Afterwards, I have a cup of tea with Jackie, 31, from Namibia, who finds
Gloucestershire a bit cold and will return home later this year to work for the
corporate-responsibility department of a bank. The next day, I go to a 9am
livestock lecture and listen to a lively debate about which cows to crossbreed
for maximum milk output.

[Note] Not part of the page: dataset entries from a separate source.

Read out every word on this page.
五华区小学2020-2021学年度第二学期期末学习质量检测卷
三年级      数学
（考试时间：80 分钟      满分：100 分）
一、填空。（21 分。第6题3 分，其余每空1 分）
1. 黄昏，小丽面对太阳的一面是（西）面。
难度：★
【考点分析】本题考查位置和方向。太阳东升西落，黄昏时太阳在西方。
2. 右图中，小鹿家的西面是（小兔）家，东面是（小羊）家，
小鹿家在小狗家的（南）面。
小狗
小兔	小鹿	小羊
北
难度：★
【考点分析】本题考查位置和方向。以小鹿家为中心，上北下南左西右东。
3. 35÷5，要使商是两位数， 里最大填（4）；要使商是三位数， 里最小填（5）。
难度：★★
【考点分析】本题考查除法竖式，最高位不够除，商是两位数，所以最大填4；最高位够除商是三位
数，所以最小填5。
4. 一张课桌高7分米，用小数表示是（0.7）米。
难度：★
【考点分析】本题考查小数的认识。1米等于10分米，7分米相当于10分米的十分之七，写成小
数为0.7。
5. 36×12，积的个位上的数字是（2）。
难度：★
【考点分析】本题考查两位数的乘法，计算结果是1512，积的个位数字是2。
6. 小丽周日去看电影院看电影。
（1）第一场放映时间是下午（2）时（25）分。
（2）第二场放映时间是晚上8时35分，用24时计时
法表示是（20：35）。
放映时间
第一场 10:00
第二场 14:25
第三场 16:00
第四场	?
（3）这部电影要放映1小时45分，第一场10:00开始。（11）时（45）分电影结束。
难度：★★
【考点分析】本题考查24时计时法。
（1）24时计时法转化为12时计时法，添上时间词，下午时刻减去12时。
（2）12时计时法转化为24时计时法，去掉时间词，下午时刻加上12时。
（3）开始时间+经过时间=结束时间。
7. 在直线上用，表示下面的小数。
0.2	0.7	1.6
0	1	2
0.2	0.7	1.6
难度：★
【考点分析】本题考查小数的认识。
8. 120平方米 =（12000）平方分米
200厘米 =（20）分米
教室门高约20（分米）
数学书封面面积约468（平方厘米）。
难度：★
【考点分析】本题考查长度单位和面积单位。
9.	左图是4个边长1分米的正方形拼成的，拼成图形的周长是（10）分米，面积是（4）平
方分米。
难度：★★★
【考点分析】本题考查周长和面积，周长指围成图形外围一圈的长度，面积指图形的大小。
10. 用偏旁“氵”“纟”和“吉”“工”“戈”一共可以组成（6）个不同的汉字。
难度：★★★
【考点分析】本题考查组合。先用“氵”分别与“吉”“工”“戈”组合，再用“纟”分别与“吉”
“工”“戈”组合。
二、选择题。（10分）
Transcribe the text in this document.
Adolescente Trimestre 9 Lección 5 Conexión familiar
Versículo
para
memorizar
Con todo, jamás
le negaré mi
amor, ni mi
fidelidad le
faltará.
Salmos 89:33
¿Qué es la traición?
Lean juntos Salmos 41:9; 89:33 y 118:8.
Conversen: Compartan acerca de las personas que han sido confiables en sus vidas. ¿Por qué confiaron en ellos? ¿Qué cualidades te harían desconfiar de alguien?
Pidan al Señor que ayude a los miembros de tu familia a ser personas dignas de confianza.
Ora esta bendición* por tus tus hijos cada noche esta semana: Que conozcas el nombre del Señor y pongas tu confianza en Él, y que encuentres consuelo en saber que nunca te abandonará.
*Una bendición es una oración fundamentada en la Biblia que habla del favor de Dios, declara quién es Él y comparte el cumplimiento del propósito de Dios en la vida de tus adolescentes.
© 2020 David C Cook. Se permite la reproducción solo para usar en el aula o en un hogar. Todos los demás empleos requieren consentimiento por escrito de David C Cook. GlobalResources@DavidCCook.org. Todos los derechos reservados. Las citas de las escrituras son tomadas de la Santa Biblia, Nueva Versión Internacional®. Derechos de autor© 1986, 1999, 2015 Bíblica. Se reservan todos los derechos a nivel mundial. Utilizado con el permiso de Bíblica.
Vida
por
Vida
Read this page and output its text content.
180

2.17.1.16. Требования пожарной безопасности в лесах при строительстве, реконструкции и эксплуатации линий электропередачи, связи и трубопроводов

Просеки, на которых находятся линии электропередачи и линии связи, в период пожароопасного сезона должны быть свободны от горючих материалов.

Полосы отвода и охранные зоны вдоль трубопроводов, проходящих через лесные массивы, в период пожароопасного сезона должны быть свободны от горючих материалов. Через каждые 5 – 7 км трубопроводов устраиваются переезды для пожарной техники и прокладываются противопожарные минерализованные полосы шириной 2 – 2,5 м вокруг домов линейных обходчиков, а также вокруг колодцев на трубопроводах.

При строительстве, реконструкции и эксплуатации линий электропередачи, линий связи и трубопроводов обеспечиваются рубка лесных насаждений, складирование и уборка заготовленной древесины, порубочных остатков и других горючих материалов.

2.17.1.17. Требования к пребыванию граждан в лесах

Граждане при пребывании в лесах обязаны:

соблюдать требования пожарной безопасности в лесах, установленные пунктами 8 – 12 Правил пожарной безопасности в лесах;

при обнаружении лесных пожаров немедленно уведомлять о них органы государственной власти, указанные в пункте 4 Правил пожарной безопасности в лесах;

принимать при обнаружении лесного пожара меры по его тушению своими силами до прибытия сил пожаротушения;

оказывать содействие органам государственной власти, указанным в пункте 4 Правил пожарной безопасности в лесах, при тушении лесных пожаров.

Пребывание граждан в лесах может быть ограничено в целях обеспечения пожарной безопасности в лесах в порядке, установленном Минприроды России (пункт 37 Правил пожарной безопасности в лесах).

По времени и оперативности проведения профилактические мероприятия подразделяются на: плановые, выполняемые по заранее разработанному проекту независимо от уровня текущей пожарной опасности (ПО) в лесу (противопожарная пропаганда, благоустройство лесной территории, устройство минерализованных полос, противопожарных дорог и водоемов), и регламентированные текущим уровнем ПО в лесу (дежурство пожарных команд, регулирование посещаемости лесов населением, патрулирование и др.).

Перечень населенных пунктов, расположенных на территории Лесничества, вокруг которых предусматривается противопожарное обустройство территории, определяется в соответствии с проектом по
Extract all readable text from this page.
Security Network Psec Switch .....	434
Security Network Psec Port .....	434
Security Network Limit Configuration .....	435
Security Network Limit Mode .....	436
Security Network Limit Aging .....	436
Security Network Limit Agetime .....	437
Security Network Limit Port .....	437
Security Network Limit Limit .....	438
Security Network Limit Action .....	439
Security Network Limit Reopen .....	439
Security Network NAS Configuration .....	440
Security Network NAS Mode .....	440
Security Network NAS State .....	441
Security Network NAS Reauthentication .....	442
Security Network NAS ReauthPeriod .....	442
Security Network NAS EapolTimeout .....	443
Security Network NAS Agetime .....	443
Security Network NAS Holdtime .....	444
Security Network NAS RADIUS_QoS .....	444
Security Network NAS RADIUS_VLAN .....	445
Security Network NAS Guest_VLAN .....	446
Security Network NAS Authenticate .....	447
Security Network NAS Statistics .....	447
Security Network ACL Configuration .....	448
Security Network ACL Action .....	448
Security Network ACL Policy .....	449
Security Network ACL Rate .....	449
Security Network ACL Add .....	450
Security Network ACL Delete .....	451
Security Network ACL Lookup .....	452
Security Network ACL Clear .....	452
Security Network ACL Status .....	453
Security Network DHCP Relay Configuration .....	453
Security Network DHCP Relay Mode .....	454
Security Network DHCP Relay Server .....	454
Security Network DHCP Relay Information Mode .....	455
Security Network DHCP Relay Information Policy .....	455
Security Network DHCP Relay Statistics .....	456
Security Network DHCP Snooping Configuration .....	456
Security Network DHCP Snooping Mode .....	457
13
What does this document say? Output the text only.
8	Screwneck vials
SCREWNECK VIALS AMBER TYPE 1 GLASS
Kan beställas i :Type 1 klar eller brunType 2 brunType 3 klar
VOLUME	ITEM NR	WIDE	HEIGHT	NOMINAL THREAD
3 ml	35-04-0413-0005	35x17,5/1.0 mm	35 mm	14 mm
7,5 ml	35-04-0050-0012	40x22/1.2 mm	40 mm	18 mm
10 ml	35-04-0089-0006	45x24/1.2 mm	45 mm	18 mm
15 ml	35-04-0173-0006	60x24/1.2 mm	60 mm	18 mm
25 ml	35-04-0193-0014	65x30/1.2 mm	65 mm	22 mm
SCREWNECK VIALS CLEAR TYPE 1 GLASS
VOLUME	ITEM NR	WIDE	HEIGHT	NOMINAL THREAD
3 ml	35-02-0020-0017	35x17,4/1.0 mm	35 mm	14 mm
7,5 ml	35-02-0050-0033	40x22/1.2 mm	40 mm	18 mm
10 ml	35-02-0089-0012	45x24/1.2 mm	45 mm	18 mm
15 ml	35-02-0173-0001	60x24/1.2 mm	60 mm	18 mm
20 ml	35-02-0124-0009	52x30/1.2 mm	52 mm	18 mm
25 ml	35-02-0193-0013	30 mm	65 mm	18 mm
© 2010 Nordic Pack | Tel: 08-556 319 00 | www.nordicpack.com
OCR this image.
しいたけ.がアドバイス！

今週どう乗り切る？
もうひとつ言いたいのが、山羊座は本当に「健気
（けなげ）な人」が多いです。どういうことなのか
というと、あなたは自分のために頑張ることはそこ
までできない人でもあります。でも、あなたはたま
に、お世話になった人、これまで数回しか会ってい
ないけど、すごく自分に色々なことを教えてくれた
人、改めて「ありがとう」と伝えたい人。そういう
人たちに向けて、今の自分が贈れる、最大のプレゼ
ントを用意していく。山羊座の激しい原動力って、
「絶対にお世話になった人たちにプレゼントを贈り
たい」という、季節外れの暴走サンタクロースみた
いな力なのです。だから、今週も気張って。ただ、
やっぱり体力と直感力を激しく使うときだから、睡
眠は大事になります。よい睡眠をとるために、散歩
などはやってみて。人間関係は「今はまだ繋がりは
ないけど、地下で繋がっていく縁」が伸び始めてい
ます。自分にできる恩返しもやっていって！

There is even talk of 'female semen', something I was
certainly never taught about at university.
'There is a
major opportunity - indeed responsibility - for the university as society
tackles the global issues of food production and land use; issues made all the
more crucial by a growing world population, constraints on energy and the
challenges of climate change,' says Professor Gaskell, adding that he'll miss
the day-to-day interaction with the students when he leaves in the summer.
'Occasionally it has its challenges,' he says wryly, 'but it is a fairly
vibrant environment.'
'Does
everyone sleep with one another?' I ask a second-year student, wondering just
how vibrant things get. '100 per cent yes,' the student replies. Which doesn't
single Cirencester out from other universities (it's been steadily increasing
its female-to-male ratio in recent years - currently 47:53); the only
difference here being that because of its relatively small size, everyone knows
one another's business, and campus gossip spreads quickly.
'You might
not go home one night,' says another student. 'But before you even get back to
your room the next morning, everyone knows about it because it's been all over
WhatsApp.' An app called Yik Yak, which allows users to post anonymous messages
and others to vote and comment on them, also encourages campus gossip. 'Fittest
fresher on campus?' asks a Yik Yak user to various replies, including one wag
who simply replied, 'Your mum.'
On my last
day, I stand on the sidelines of one of the rugby pitches, watching a group of
male and female students play a peculiar hybrid game - part rugby, part
netball. There is a lot of running up and down and shrieking, mud streaked all
over the players' faces, one boy in neon-pink socks, another with fluffy
leopard-print earmuffs. The university's motto is a Virgil quote - Avorum
Cultus Pecorumque, which means 'Caring for the fields and the beasts'. To which
Virgil might have added - 'while having a bloody good time'.